The physician has prescribed Cognex (tacrine) for a client with dementia. The nurse should monitor the client for adverse reactions, which include:
- A. Increased appetite
- B. Elevated liver enzymes
- C. Hypotension
- D. Improved short-term memory
Correct Answer: B
Rationale: Elevated liver enzymes are a key adverse reaction to Cognex, requiring monitoring in dementia appetite, BP, and memory aren't primary concerns. Nurses check LFTs, ensuring safety, critical for managing Alzheimer's medication risks.
A client with a traumatic brain injury is receiving mannitol. The nurse should monitor for which adverse effect of this medication?
- A. Hypotension
- B. Hyperkalemia
- C. Hyperglycemia
- D. Bradycardia
Correct Answer: A
Rationale: Mannitol, an osmotic diuretic, can cause hypotension (A) from fluid shifts and diuresis. Hyperkalemia (B), hyperglycemia (C), or bradycardia (D) are less common. A is correct. Rationale: BP drop risks perfusion; monitoring ensures safety, per pharmacology, critical in brain injury management.
The physician has ordered Stadol (butorphanol) for a post-operative client. The nurse knows that the medication is having its intended effect if the client:
- A. Is asleep 30 minutes after the injection
- B. Asks for extra servings on his meal tray
- C. Has an increased urinary output
- D. States that he is feeling less nauseated
Correct Answer: A
Rationale: Being asleep 30 minutes post-Stadol indicates effective pain relief and sedation, its intended effect post-op extra food, urine output, or less nausea aren't primary goals. Nurses monitor response, ensuring rest and pain control, critical for recovery in surgical care.

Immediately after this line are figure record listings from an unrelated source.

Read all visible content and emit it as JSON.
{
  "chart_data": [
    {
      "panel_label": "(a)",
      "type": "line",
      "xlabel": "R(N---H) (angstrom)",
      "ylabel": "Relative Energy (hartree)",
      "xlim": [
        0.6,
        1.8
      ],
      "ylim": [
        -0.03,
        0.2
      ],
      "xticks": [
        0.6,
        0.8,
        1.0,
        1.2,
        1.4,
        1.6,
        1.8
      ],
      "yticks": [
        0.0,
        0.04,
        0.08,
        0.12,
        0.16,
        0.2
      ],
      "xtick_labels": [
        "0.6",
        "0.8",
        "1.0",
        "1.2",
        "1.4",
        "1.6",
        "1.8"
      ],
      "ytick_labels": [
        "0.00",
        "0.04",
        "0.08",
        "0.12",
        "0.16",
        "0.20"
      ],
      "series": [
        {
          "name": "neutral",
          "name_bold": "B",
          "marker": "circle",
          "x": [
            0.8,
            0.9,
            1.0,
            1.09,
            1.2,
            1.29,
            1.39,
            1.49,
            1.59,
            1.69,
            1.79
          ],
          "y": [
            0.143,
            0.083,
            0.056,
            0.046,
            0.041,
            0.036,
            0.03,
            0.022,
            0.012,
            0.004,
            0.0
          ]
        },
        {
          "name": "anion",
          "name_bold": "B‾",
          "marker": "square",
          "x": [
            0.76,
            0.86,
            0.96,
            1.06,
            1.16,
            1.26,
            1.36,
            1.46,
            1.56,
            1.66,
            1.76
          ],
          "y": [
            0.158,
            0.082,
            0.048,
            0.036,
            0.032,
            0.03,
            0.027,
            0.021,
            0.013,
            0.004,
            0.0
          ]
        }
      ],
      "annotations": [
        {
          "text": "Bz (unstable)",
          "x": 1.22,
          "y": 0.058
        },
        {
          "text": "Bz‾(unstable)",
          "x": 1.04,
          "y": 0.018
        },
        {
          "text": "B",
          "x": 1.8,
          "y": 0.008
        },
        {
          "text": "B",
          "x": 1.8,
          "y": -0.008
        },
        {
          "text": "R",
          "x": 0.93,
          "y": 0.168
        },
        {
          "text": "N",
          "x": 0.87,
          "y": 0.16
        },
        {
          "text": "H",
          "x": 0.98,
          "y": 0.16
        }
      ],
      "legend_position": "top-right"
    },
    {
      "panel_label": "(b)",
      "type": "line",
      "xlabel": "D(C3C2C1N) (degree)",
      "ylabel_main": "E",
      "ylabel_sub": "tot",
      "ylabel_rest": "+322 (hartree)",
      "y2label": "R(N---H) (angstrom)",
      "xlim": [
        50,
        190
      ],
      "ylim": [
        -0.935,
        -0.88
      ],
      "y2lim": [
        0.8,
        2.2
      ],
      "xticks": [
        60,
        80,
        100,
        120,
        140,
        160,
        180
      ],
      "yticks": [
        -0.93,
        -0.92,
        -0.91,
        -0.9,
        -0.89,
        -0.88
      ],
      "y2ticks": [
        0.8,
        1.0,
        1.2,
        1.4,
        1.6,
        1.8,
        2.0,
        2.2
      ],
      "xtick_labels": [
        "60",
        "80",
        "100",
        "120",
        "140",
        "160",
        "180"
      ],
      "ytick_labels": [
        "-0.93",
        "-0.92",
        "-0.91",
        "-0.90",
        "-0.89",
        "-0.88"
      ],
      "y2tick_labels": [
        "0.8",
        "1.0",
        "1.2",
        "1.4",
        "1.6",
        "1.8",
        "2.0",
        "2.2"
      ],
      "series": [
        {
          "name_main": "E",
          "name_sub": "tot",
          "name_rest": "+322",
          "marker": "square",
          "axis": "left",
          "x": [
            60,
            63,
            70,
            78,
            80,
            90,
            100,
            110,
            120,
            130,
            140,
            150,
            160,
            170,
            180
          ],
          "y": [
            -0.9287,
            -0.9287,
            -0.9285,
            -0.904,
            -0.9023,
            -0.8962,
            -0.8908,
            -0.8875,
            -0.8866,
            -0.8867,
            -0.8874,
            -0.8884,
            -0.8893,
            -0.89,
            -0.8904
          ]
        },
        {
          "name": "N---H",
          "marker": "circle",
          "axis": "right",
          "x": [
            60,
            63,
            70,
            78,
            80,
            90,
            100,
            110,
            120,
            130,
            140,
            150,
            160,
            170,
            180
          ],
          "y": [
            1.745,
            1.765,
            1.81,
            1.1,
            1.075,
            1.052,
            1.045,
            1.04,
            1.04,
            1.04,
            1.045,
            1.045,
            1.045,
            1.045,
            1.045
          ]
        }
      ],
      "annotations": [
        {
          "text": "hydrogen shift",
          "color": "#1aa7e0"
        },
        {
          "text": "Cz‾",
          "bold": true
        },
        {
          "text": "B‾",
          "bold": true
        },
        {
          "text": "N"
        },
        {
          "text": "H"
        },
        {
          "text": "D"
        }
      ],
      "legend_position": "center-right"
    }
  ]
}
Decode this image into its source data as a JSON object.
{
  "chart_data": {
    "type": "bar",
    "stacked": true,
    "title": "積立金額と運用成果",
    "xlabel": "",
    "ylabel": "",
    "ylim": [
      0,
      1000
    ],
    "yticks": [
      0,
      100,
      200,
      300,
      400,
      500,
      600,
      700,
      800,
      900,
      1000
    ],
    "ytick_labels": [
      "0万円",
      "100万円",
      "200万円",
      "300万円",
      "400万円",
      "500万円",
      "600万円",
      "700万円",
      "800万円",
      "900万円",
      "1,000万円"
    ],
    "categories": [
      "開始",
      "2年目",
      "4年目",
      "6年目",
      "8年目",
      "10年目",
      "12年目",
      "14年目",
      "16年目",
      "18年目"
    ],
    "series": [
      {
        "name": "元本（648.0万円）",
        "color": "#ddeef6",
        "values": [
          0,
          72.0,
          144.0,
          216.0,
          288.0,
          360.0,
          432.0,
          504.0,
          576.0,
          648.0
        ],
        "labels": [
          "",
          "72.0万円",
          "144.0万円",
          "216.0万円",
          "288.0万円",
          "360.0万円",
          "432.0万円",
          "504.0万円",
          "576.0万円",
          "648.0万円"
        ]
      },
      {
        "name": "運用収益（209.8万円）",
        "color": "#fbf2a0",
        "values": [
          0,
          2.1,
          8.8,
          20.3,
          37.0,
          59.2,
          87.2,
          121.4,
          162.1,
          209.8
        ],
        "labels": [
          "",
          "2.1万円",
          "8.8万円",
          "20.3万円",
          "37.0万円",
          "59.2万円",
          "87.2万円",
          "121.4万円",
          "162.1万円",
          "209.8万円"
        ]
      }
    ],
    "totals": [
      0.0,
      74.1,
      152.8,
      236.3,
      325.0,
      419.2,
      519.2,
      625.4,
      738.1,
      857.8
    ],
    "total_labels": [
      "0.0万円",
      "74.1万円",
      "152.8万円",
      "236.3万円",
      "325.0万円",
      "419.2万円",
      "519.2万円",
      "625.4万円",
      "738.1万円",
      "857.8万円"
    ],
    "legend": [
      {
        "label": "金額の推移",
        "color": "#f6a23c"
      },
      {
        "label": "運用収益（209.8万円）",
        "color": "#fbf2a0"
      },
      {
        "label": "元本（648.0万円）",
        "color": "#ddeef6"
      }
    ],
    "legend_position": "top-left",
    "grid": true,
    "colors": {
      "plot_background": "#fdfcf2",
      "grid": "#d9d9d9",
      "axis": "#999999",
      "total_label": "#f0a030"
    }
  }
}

The nurse refused to perform a procedure she is not trained to do. This is an example of?
- A. Accountability
- B. Responsibility
- C. Negligence
- D. Malpractice
Correct Answer: B
Rationale: Refusing an untrained procedure is responsibility (B) knowing limits, per duty. Accountability (A) owns actions, negligence (C) and malpractice (D) imply error. B ensures safe practice, making it correct.